Andy Warhol’s screen-printed canvas One Hundred and Fifty Black/White/Grey Marilyns, was priced at whopping $80 million. Bloomberg reports that minutes after the fair opened, the iconic painting was put on reserve by a European collector. After seeing the quick interest in the work, the seller’s family changed their mind, decided not to sell the painting after all, and officially withdrew it from the fair.

Not all of Warhol’s work was priced so high. Thirteen 1964 Warhol screenprinted boxes of Campbell’s Tomato Juice were marked at economical $1.1 million each. All 13 works were snapped up within the first few hours of the fair.

Francis Bacon

Francis Bacon, Three Studies of the Human Body, 1970. Photo courtesy of The Curated Object

Several works by Francis Bacon, the UK artist famous for his shattering psychological paintings that feature mutated faces swirling in gusts of paint, were also on sale. Bloomberg reports that prices of several works were undisclosed but rumored to be well over $20 million. The price of his 1970 triptych Three Studies of the Human Body, was public, and marked at $60 million.

Maurizio Cattelan

Maurizio Cattelan, Frankie and Jamie, 2002. Photo courtesy of Colectiva

Maurizio Cattelan, touted by the BBC as “the court jester of the art world and the cartoonist of Conceptualism,” is famous for using irony to scathingly critique systems of power and government. His 2002 Frankie and Jamie, a wax sculpture of two policeman standing on their heads, sold for $3 million.

Louise Bourgeois

An installation view of Louise Bourgeois’ sculptures outside the Leeum Samsung Museum of Art in Hannam. Image includes Eye Benches, 1996-97 and Maman, 1997.

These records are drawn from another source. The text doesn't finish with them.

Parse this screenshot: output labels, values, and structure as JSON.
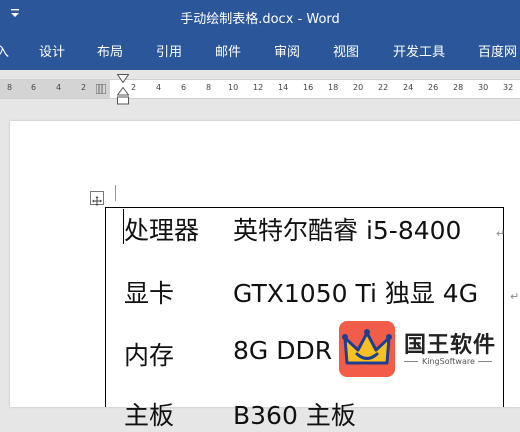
{
  "window": {
    "title": "手动绘制表格.docx - Word"
  },
  "ribbon": {
    "tabs": [
      "入",
      "设计",
      "布局",
      "引用",
      "邮件",
      "审阅",
      "视图",
      "开发工具",
      "百度网"
    ]
  },
  "ruler": {
    "left_numbers": [
      "8",
      "6",
      "4",
      "2"
    ],
    "right_numbers": [
      "2",
      "4",
      "6",
      "8",
      "10",
      "12",
      "14",
      "16",
      "18",
      "20",
      "22",
      "24",
      "26",
      "28",
      "30",
      "32"
    ]
  },
  "table": {
    "rows": [
      {
        "label": "处理器",
        "value": "英特尔酷睿 i5-8400",
        "mark": "↵"
      },
      {
        "label": "显卡",
        "value": "GTX1050 Ti 独显 4G",
        "mark": "↵"
      },
      {
        "label": "内存",
        "value": "8G DDR",
        "mark": ""
      },
      {
        "label": "主板",
        "value": "B360 主板",
        "mark": ""
      }
    ]
  },
  "watermark": {
    "name": "国王软件",
    "sub": "KingSoftware"
  },
  "colors": {
    "ribbon": "#2b579a",
    "logo": "#f25d4a"
  }
}
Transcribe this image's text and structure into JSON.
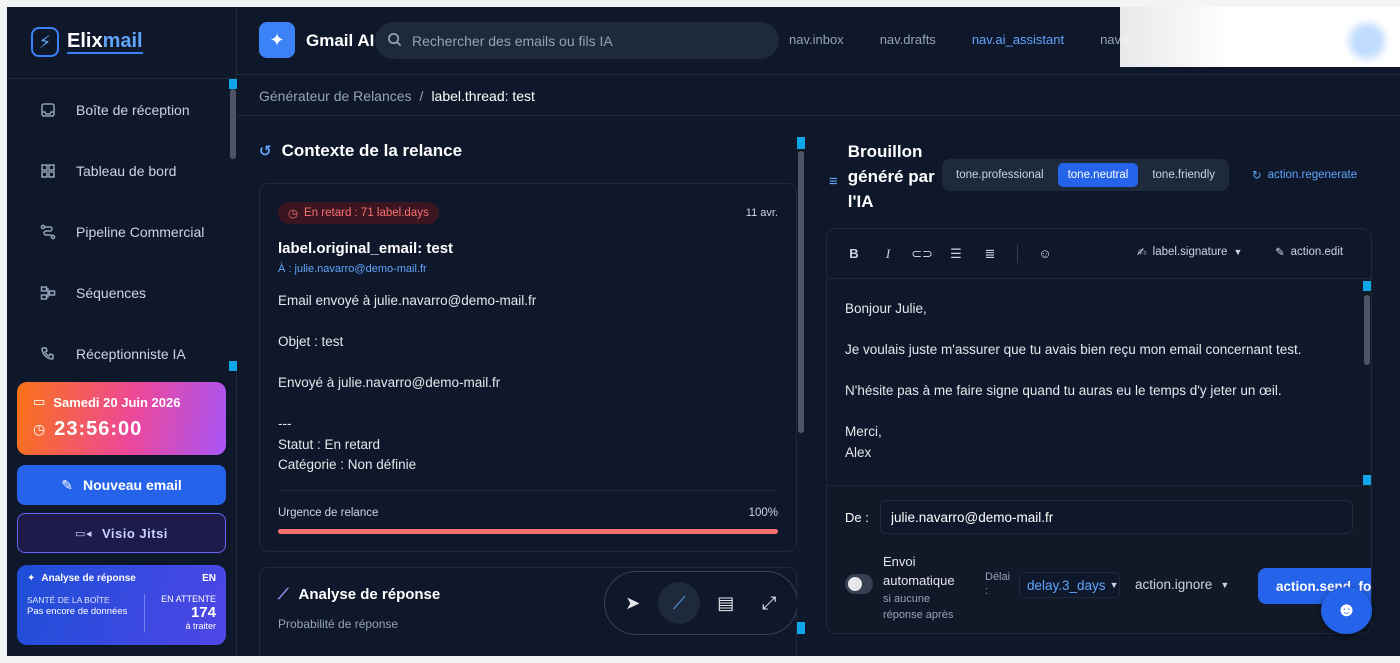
{
  "app": {
    "logo_text_a": "Elix",
    "logo_text_b": "mail",
    "name": "Gmail AI"
  },
  "search": {
    "placeholder": "Rechercher des emails ou fils IA"
  },
  "topnav": [
    "nav.inbox",
    "nav.drafts",
    "nav.ai_assistant",
    "nav.s"
  ],
  "sidebar": {
    "items": [
      {
        "label": "Boîte de réception",
        "icon": "inbox-icon"
      },
      {
        "label": "Tableau de bord",
        "icon": "dashboard-icon"
      },
      {
        "label": "Pipeline Commercial",
        "icon": "pipeline-icon"
      },
      {
        "label": "Séquences",
        "icon": "sequences-icon"
      },
      {
        "label": "Réceptionniste IA",
        "icon": "phone-icon"
      }
    ]
  },
  "datecard": {
    "date": "Samedi 20 Juin 2026",
    "time": "23:56:00"
  },
  "buttons": {
    "new_email": "Nouveau email",
    "visio": "Visio Jitsi"
  },
  "analysis_card": {
    "title": "Analyse de réponse",
    "lang": "EN",
    "health_label": "SANTÉ DE LA BOÎTE",
    "health_value": "Pas encore de données",
    "pending_label": "EN ATTENTE",
    "pending_count": "174",
    "pending_sub": "à traiter"
  },
  "breadcrumb": {
    "parent": "Générateur de Relances",
    "sep": "/",
    "current": "label.thread: test"
  },
  "context": {
    "title": "Contexte de la relance",
    "badge": "En retard : 71 label.days",
    "date": "11 avr.",
    "subject": "label.original_email: test",
    "to": "À : julie.navarro@demo-mail.fr",
    "body": [
      "Email envoyé à julie.navarro@demo-mail.fr",
      "",
      "Objet : test",
      "",
      "Envoyé à julie.navarro@demo-mail.fr",
      "",
      "---",
      "Statut : En retard",
      "Catégorie : Non définie"
    ],
    "urgency_label": "Urgence de relance",
    "urgency_value": "100%",
    "urgency_fraction": 1.0
  },
  "analysis": {
    "title": "Analyse de réponse",
    "prob_label": "Probabilité de réponse"
  },
  "draft": {
    "title_lines": [
      "Brouillon",
      "généré par",
      "l'IA"
    ],
    "tones": [
      "tone.professional",
      "tone.neutral",
      "tone.friendly"
    ],
    "selected_tone": "tone.neutral",
    "regenerate": "action.regenerate",
    "signature": "label.signature",
    "edit": "action.edit",
    "body": [
      "Bonjour Julie,",
      "",
      "Je voulais juste m'assurer que tu avais bien reçu mon email concernant test.",
      "",
      "N'hésite pas à me faire signe quand tu auras eu le temps d'y jeter un œil.",
      "",
      "Merci,",
      "Alex"
    ],
    "from_label": "De :",
    "from_value": "julie.navarro@demo-mail.fr",
    "auto_label_lines": [
      "Envoi",
      "automatique"
    ],
    "auto_sub_lines": [
      "si aucune",
      "réponse après"
    ],
    "delay_label": "Délai :",
    "delay_value": "delay.3_days",
    "ignore": "action.ignore",
    "send": "action.send_foll"
  }
}
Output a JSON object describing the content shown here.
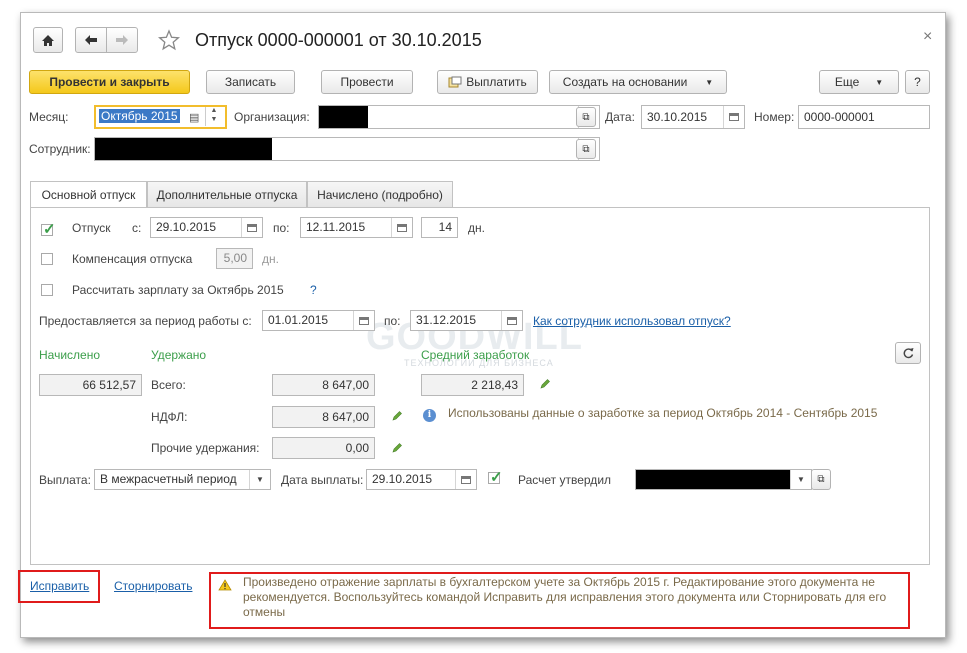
{
  "window": {
    "title": "Отпуск 0000-000001 от 30.10.2015",
    "close": "×"
  },
  "toolbar": {
    "post_close": "Провести и закрыть",
    "save": "Записать",
    "post": "Провести",
    "pay": "Выплатить",
    "create_based": "Создать на основании",
    "more": "Еще",
    "help": "?"
  },
  "header": {
    "month_label": "Месяц:",
    "month_value": "Октябрь 2015",
    "org_label": "Организация:",
    "date_label": "Дата:",
    "date_value": "30.10.2015",
    "number_label": "Номер:",
    "number_value": "0000-000001",
    "employee_label": "Сотрудник:"
  },
  "tabs": [
    "Основной отпуск",
    "Дополнительные отпуска",
    "Начислено (подробно)"
  ],
  "vacation": {
    "label": "Отпуск",
    "from_label": "с:",
    "from": "29.10.2015",
    "to_label": "по:",
    "to": "12.11.2015",
    "days": "14",
    "days_unit": "дн.",
    "compensation_label": "Компенсация отпуска",
    "compensation_days": "5,00",
    "compensation_unit": "дн.",
    "recalc_label": "Рассчитать зарплату за Октябрь 2015",
    "recalc_help": "?",
    "period_label": "Предоставляется за период работы с:",
    "period_from": "01.01.2015",
    "period_to_label": "по:",
    "period_to": "31.12.2015",
    "usage_link": "Как сотрудник использовал отпуск?"
  },
  "totals": {
    "accrued_label": "Начислено",
    "accrued_value": "66 512,57",
    "withheld_label": "Удержано",
    "total_label": "Всего:",
    "total_value": "8 647,00",
    "ndfl_label": "НДФЛ:",
    "ndfl_value": "8 647,00",
    "other_label": "Прочие удержания:",
    "other_value": "0,00",
    "avg_label": "Средний заработок",
    "avg_value": "2 218,43",
    "info_text": "Использованы данные о заработке за период Октябрь 2014 - Сентябрь 2015"
  },
  "payment": {
    "label": "Выплата:",
    "value": "В межрасчетный период",
    "date_label": "Дата выплаты:",
    "date_value": "29.10.2015",
    "approved_label": "Расчет утвердил"
  },
  "watermark": {
    "brand": "GOODWILL",
    "tagline": "ТЕХНОЛОГИИ ДЛЯ БИЗНЕСА"
  },
  "footer": {
    "fix_link": "Исправить",
    "reverse_link": "Сторнировать",
    "warning": "Произведено отражение зарплаты в бухгалтерском учете за Октябрь 2015 г. Редактирование этого документа не рекомендуется. Воспользуйтесь командой Исправить для исправления этого документа или Сторнировать для его отмены"
  },
  "colors": {
    "accent_yellow": "#f4c81b",
    "section_green": "#3b9e4a",
    "link_blue": "#1a5fa8",
    "highlight_red": "#e01b1b"
  }
}
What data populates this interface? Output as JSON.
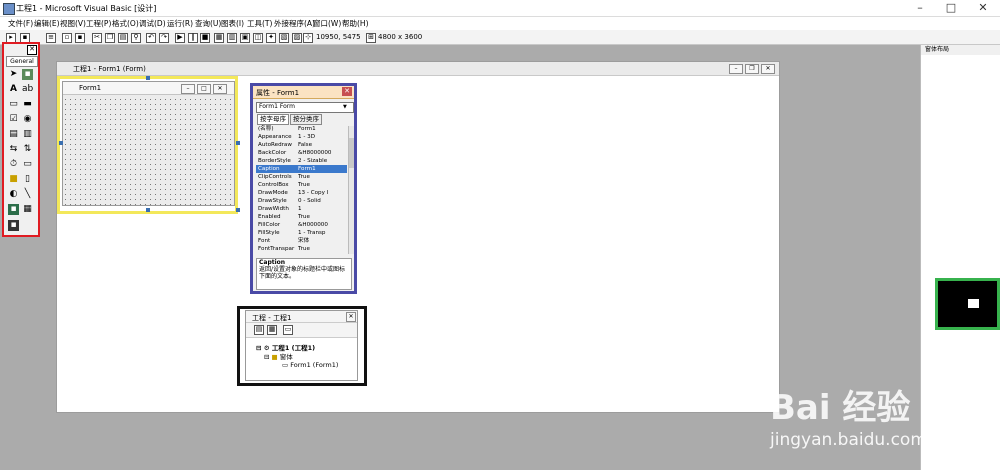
{
  "window": {
    "title": "工程1 - Microsoft Visual Basic [设计]"
  },
  "menu": [
    "文件(F)",
    "编辑(E)",
    "视图(V)",
    "工程(P)",
    "格式(O)",
    "调试(D)",
    "运行(R)",
    "查询(U)",
    "图表(I)",
    "工具(T)",
    "外接程序(A)",
    "窗口(W)",
    "帮助(H)"
  ],
  "toolbar": {
    "position": "10950, 5475",
    "size": "4800 x 3600"
  },
  "toolbox": {
    "tab": "General"
  },
  "project_window": {
    "title": "工程1 - Form1 (Form)"
  },
  "form_designer": {
    "title": "Form1"
  },
  "properties": {
    "title": "属性 - Form1",
    "object": "Form1 Form",
    "tabs": [
      "按字母序",
      "按分类序"
    ],
    "rows": [
      {
        "name": "(名称)",
        "value": "Form1"
      },
      {
        "name": "Appearance",
        "value": "1 - 3D"
      },
      {
        "name": "AutoRedraw",
        "value": "False"
      },
      {
        "name": "BackColor",
        "value": "&H8000000"
      },
      {
        "name": "BorderStyle",
        "value": "2 - Sizable"
      },
      {
        "name": "Caption",
        "value": "Form1"
      },
      {
        "name": "ClipControls",
        "value": "True"
      },
      {
        "name": "ControlBox",
        "value": "True"
      },
      {
        "name": "DrawMode",
        "value": "13 - Copy I"
      },
      {
        "name": "DrawStyle",
        "value": "0 - Solid"
      },
      {
        "name": "DrawWidth",
        "value": "1"
      },
      {
        "name": "Enabled",
        "value": "True"
      },
      {
        "name": "FillColor",
        "value": "&H000000"
      },
      {
        "name": "FillStyle",
        "value": "1 - Transp"
      },
      {
        "name": "Font",
        "value": "宋体"
      },
      {
        "name": "FontTranspar",
        "value": "True"
      }
    ],
    "highlighted_index": 5,
    "desc_title": "Caption",
    "desc_text": "返回/设置对象的标题栏中或图标下面的文本。"
  },
  "project_explorer": {
    "title": "工程 - 工程1",
    "root": "工程1 (工程1)",
    "folder": "窗体",
    "item": "Form1 (Form1)"
  },
  "layout_panel": {
    "title": "窗体布局"
  },
  "watermark": {
    "logo": "Bai 经验",
    "url": "jingyan.baidu.com"
  }
}
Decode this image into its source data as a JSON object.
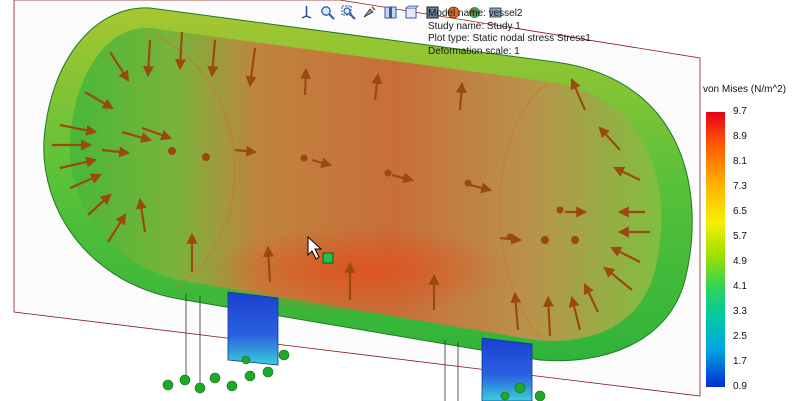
{
  "toolbar": {
    "buttons": [
      {
        "name": "orient-icon"
      },
      {
        "name": "zoom-to-fit-icon"
      },
      {
        "name": "zoom-area-icon"
      },
      {
        "name": "rotate-view-icon"
      },
      {
        "name": "section-view-icon"
      },
      {
        "name": "view-orientation-icon"
      },
      {
        "name": "display-style-icon"
      },
      {
        "name": "hide-show-icon"
      },
      {
        "name": "appearance-icon"
      },
      {
        "name": "scene-icon"
      }
    ]
  },
  "info": {
    "model_name": "Model name: vessel2",
    "study_name": "Study name: Study 1",
    "plot_type": "Plot type: Static nodal stress Stress1",
    "deformation_scale": "Deformation scale: 1"
  },
  "legend": {
    "title": "von Mises (N/m^2)",
    "labels": [
      "9.7",
      "8.9",
      "8.1",
      "7.3",
      "6.5",
      "5.7",
      "4.9",
      "4.1",
      "3.3",
      "2.5",
      "1.7",
      "0.9"
    ],
    "colors": {
      "max": "#e8001a",
      "mid": "#9fe000",
      "min": "#0030d0"
    }
  },
  "colors": {
    "shell": "#2ec23c",
    "load_arrow": "#9a4a10",
    "fixture": "#1fa82a",
    "probe": "#22c24a"
  }
}
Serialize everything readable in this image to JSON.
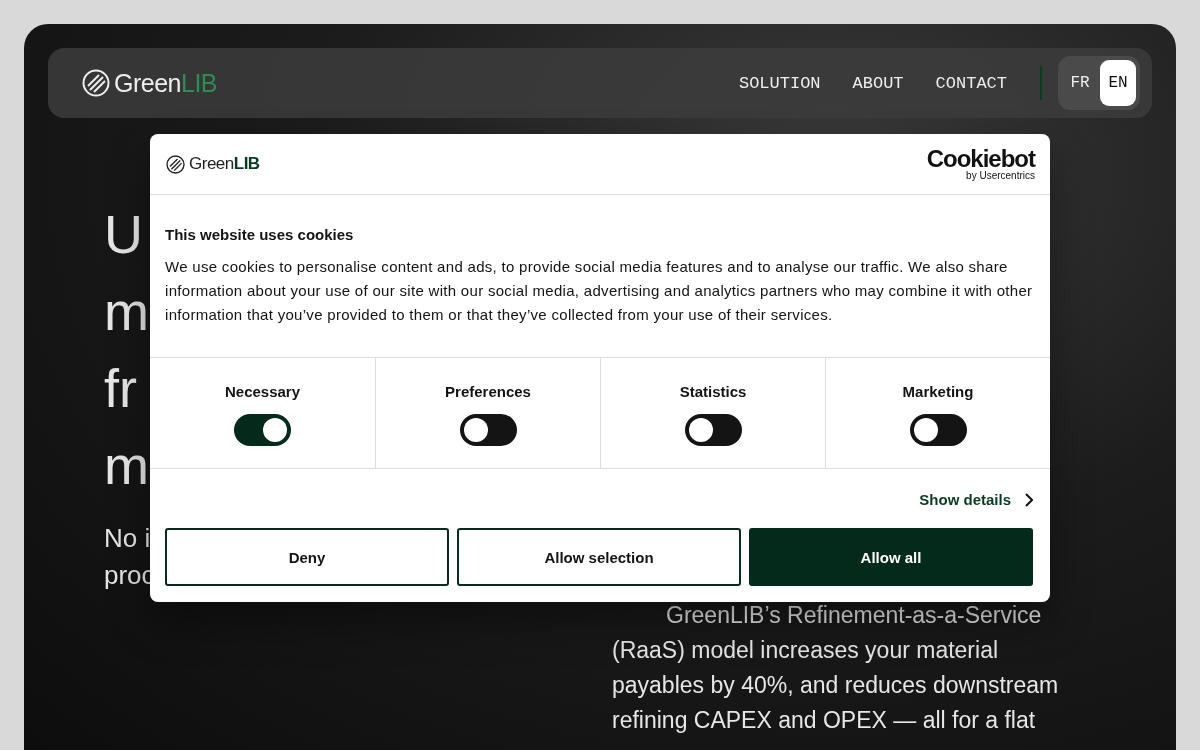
{
  "nav": {
    "logo": {
      "text": "Green",
      "accent": "LIB"
    },
    "links": [
      "SOLUTION",
      "ABOUT",
      "CONTACT"
    ],
    "languages": [
      {
        "label": "FR",
        "selected": false
      },
      {
        "label": "EN",
        "selected": true
      }
    ]
  },
  "hero": {
    "heading_fragments": [
      "U",
      "m",
      "fr",
      "m"
    ],
    "subtitle_fragments": [
      "No i",
      "proc"
    ],
    "paragraph_lines": [
      "GreenLIB’s Refinement-as-a-Service",
      "(RaaS) model increases your material",
      "payables by 40%, and reduces downstream",
      "refining CAPEX and OPEX — all for a flat"
    ]
  },
  "cookie_dialog": {
    "logo": {
      "text": "Green",
      "accent": "LIB"
    },
    "provider": {
      "name": "Cookiebot",
      "byline": "by Usercentrics"
    },
    "title": "This website uses cookies",
    "text": "We use cookies to personalise content and ads, to provide social media features and to analyse our traffic. We also share information about your use of our site with our social media, advertising and analytics partners who may combine it with other information that you’ve provided to them or that they’ve collected from your use of their services.",
    "categories": [
      {
        "label": "Necessary",
        "checked": true
      },
      {
        "label": "Preferences",
        "checked": false
      },
      {
        "label": "Statistics",
        "checked": false
      },
      {
        "label": "Marketing",
        "checked": false
      }
    ],
    "show_details": "Show details",
    "buttons": [
      {
        "label": "Deny",
        "kind": "outline"
      },
      {
        "label": "Allow selection",
        "kind": "outline"
      },
      {
        "label": "Allow all",
        "kind": "primary"
      }
    ]
  }
}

The late Louise Bourgeois, a fiercely feminist artist known for her formidable, often sensually grotesque work — colossal sculptures of spiders and tangled bodies — has been hugely influential on the current generation of artists (and collectors as well). Her 2001 Eye, a massive peeled eyeball with eerily vacant pupils, sold for $2 million.

Gerhard Richter

Gerhard Richter, Kleine Strasse, 1987. Photo courtesy of Christies

Kleine Strasse — a photo-based image of a desolate country road winding into a vacant landscape of trees and meadow, topped by a murky gray sky — by Gerhard Richter, dated 1987, fetched nearly $8 million. The painting last sold for $4.5 million.

Yves Klein

Yves Klein, IKB 162, 1952

Klein’s eye-scorching, pitch-blue canvas, IKB 162, 1952, sold for $3.5 million. Galleries and collectors have reported an increased demand in modern painters, Business World Online noting that “In times of low interest rates, many investors seek to diversify their portfolios, and masterpieces by 20th-century artists like Picasso and Miro.” The French artist is no exception.

David Smith

David Smith, Vertical Pistol Structure, 1952. Photo courtesy of ArtInfo.com

David Smith’s 1952, Vertical Pistol Structure, a brash steel sculpture that merges phallic motifs with guns, fetched just under its $6 million sticker price.

Mark Rothko

Rothko in front of one of his massive canvases. Photo courtesy of art-wallpaper.org

A 1969 orange Rothko in oils on paper mounted on canvas sold for $5.5 million. Perhaps one of the most famous painters of the later 20th century, we’re likely to see the abstract expressionist’s spiritually seductive works rise following this sale.

Bridget Riley

Bridget Riley, Streak 2, 1979. Photo courtesy of Art News Worldwide

Bridget Riley’s dizzying works secured the Op-Art movement — art that makes use of optical illusions — within the contemporary art canon. His 1979 Streak 2 fetched approximately $3 million.

Paul McCarthy

Paul McCarthy, White Snow Dwarf 7, 2010—2011. Photo courtesy of Artinfo.com

The Los Angeles-based artist, famous for his bulging, cartoonish statues of pigs and people often entwined in vulgar-looking orgies, sold his White Snow Dwarf 7 for nearly $3 million.